Insgesamt lebten im Jahr 2022 in Deutschland rund 11,9 Millionen Familien mit Kindern unter einem Dach, teilte das Statistische Bundesamt (Destatis) am Donnerstag mit. Dabei machten die insgesamt 5,9 Millionen Ein-Kind-Familien die Hälfte (50 Prozent) aus, 4,4 Millionen Familien (37 Prozent) hatten zwei Kinder, nur in rund 13 Prozent aller Familien (1,5 Millionen) lebten drei Kinder oder mehr.

Anteilig gab es damit zuletzt mehr Familien mit mehreren Kindern als zehn Jahre zuvor: 2012 war der Anteil der Ein-Kind-Familien mit 53 Prozent etwas größer gewesen, dagegen hatten in 36 Prozent der Familien zwei Kinder gelebt und in lediglich elf Prozent drei Kinder oder mehr. Deutlich größer ist der Anteil der Ein-Kind-Familien bei den Alleinerziehenden: 2022 lebten rund zwei Drittel (67 Prozent) der Alleinerziehenden mit einem Kind, knapp 26 Prozent mit zwei Kindern und gut sieben Prozent mit drei oder mehr Kindern. 2012 hatten noch gut 69 Prozent der Alleinerziehenden eine Ein-Kind-Familie, gut 24 Prozent lebten mit zwei Kindern und gut sechs Prozent mit drei oder mehr Kindern.

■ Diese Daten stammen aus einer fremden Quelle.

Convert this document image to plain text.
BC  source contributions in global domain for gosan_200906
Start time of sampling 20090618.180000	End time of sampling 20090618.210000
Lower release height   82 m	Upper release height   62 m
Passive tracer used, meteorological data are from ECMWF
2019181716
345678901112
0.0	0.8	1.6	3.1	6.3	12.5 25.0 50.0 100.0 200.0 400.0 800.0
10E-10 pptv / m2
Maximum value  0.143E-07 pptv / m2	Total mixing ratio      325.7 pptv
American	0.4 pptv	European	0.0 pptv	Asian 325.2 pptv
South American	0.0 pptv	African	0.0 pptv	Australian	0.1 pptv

Eine typische Familie bestand 2022 in Deutschland aus nicht mehr als vier Personen, der Durchschnittswert lag bei 3,44 Personen, so das Bundesamt weiter.

Die durchschnittlich größten Familien lebten in Baden-Württemberg und Nordrhein-Westfalen (3,49 Mitglieder), gefolgt von Niedersachsen (3,48), Bayern (3,47) und Hessen (3,46) mit leicht geringeren Werten. Die kleinsten Familien gab es in Mecklenburg-Vorpommern (3,24), Thüringen und Brandenburg (je 3,26).